Flavoring water is so easy and fun to do.  Kids can get involved by creating special concoctions all their own with whichever produce you have on hand.  I like to have smaller glass bottles around so my kids can have their own in the fridge.  This one is available through Amazon and holds about a pint.


For family-sized flavored water, I found this pitcher at Costco, and it holds about a quart.


Tips for Infusing Waters

When it comes to infusing water with flavor, I've learned a few tricks:

1.  Wash the produce well before flavoring water with it.  To avoid chemicals, use organic produce.  Use filtered water to remove impurities.  

2.  A little tends to go a long way.  Often, one thin slice of fruit will do.  You can always add more if you want more flavor, but too much can be bitter and need to be diluted.  

3.  Squeezing lemon or lime into water without a sweetener creates bitter water.  It's the colorful rind or zest that contains that great citrus flavor, so be sure to include it.

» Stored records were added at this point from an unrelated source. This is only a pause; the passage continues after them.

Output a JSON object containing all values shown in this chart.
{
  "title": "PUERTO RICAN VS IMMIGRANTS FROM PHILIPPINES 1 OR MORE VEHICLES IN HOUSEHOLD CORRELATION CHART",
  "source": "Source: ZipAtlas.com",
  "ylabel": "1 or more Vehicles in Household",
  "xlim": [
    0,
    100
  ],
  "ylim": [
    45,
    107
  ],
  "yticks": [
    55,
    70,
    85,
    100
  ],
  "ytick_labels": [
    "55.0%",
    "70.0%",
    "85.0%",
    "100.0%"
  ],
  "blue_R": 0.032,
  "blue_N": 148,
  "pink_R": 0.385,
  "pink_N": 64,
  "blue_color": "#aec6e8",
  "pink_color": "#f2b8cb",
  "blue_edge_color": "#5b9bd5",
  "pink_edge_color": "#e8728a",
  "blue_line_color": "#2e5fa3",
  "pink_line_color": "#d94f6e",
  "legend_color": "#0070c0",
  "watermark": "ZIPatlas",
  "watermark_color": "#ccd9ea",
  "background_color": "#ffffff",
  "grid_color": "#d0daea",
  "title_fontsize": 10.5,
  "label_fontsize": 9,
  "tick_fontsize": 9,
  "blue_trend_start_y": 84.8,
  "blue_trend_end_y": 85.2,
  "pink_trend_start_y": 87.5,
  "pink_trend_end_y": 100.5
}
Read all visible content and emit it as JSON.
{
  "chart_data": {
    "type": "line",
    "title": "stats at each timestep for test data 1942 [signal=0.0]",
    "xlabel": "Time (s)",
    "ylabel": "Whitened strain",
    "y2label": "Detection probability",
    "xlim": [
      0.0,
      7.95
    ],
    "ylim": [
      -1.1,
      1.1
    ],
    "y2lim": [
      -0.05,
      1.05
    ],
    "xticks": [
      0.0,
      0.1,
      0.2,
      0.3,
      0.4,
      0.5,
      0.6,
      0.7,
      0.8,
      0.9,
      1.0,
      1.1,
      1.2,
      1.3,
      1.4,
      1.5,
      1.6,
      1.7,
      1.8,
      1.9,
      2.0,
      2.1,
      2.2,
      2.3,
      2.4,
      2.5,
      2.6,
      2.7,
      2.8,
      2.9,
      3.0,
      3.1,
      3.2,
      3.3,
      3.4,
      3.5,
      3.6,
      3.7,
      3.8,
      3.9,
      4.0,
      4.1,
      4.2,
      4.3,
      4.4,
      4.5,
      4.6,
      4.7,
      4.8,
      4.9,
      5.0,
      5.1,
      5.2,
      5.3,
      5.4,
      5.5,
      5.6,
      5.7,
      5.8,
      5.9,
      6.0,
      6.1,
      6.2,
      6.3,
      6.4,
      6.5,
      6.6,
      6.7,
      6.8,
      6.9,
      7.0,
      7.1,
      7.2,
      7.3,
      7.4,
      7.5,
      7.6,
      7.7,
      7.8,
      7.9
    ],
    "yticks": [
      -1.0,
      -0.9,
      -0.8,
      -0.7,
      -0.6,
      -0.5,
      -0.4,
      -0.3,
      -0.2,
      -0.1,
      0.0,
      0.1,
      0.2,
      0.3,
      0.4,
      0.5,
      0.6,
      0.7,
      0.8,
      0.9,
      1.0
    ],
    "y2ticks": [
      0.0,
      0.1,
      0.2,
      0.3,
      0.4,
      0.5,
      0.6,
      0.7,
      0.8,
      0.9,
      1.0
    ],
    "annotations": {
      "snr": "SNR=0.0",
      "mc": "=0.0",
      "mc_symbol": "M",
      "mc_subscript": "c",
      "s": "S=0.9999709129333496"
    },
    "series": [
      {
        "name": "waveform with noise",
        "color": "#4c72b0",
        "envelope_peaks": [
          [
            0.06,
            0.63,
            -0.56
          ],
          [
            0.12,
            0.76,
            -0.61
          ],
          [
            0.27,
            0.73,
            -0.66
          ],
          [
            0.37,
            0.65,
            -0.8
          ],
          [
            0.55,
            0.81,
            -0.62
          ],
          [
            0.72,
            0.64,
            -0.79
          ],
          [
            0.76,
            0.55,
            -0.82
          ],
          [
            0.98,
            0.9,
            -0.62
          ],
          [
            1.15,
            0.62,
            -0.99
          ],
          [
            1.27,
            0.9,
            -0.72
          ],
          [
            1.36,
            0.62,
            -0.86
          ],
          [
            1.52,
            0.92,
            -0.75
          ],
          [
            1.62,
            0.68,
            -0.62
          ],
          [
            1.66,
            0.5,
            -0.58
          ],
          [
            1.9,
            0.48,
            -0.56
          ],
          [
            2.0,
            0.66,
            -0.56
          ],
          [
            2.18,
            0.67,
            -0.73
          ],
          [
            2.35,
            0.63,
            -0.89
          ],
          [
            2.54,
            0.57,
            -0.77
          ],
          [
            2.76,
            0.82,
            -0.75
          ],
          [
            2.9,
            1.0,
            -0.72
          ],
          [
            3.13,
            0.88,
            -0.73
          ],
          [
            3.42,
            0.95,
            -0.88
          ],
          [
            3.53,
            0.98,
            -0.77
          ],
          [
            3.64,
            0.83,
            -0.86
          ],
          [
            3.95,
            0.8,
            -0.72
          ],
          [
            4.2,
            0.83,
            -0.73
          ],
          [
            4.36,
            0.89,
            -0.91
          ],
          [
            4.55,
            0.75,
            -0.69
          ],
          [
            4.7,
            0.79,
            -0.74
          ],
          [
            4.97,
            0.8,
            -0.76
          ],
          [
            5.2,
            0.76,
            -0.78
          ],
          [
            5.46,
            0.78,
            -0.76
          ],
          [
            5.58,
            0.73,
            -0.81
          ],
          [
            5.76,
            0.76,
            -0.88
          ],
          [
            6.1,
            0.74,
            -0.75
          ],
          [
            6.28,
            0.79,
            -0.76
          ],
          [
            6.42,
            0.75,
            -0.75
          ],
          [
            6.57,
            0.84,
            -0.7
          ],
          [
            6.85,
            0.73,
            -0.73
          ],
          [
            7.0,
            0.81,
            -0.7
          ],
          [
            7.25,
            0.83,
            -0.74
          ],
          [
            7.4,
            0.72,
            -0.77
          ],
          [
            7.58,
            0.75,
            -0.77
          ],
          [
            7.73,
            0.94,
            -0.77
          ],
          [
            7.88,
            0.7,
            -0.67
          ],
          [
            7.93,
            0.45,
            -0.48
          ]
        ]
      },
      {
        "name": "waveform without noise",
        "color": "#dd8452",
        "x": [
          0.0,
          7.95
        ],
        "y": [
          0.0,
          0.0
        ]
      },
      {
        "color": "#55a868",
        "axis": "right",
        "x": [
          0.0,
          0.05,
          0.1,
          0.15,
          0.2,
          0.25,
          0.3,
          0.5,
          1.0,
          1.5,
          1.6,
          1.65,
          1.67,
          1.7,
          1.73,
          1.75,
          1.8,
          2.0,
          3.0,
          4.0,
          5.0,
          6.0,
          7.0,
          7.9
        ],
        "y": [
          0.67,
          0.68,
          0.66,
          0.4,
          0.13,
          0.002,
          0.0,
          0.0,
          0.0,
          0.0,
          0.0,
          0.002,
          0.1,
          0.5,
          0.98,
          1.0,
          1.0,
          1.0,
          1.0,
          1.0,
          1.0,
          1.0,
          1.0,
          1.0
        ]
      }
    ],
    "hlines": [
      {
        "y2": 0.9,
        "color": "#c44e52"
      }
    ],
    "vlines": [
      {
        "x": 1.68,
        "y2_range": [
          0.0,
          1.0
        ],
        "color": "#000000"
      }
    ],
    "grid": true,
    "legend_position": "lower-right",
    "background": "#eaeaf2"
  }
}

4.  Refrigerate your flavored waters.  Berries tend to turn more quickly in water than citrus.  Use berry water within 24 hours.  Other waters tend to last a couple days in the fridge.  Until then, keep refilling the pitcher with water using the same produce.

5.  Plastic water bottles may not hold up well to waters infused with acidic fruits, like lemons or limes.  In these cases, I use a glass bottle with silicone "bumper" instead.

6.  Check out the herb section of your grocery stores to find treats you may not have thought of to make beautiful waters, like edible flowers and mint.  Rub herbs like mint and lavender between your fingers before adding it to the water to bring out its flavor.

Six Easy Flavored Waters


These are our current favorites.  Portions are based on one quart of water.

Lavender & Lemon

Start with one sprig of lavender and one thin lemon slice.

Strawberry & Kiwi

Start with one large or two small berries and two this slices of kiwi.

Cucumber & Lemon

Start with thin cucumber slices and one thin lemon slice.

Lemon, Lime & Orange

Start with one thin slice of each.

Mint & Lime  

Start with one sprig of mint and one thin slice of lime.

Rosewater & Lime

Start with 1/16 teaspoon culinary rosewater and one thin slice of lime.  Add edible flowers to create a truly beautiful water.  Roses at most shops are not meant for consumption because of the chemicals used on them, so stick with edible flowers/organically grown edible rose petals.

 I hope you thoroughly enjoy making your own inexpensive, delicious flavored waters!  What's your favorite?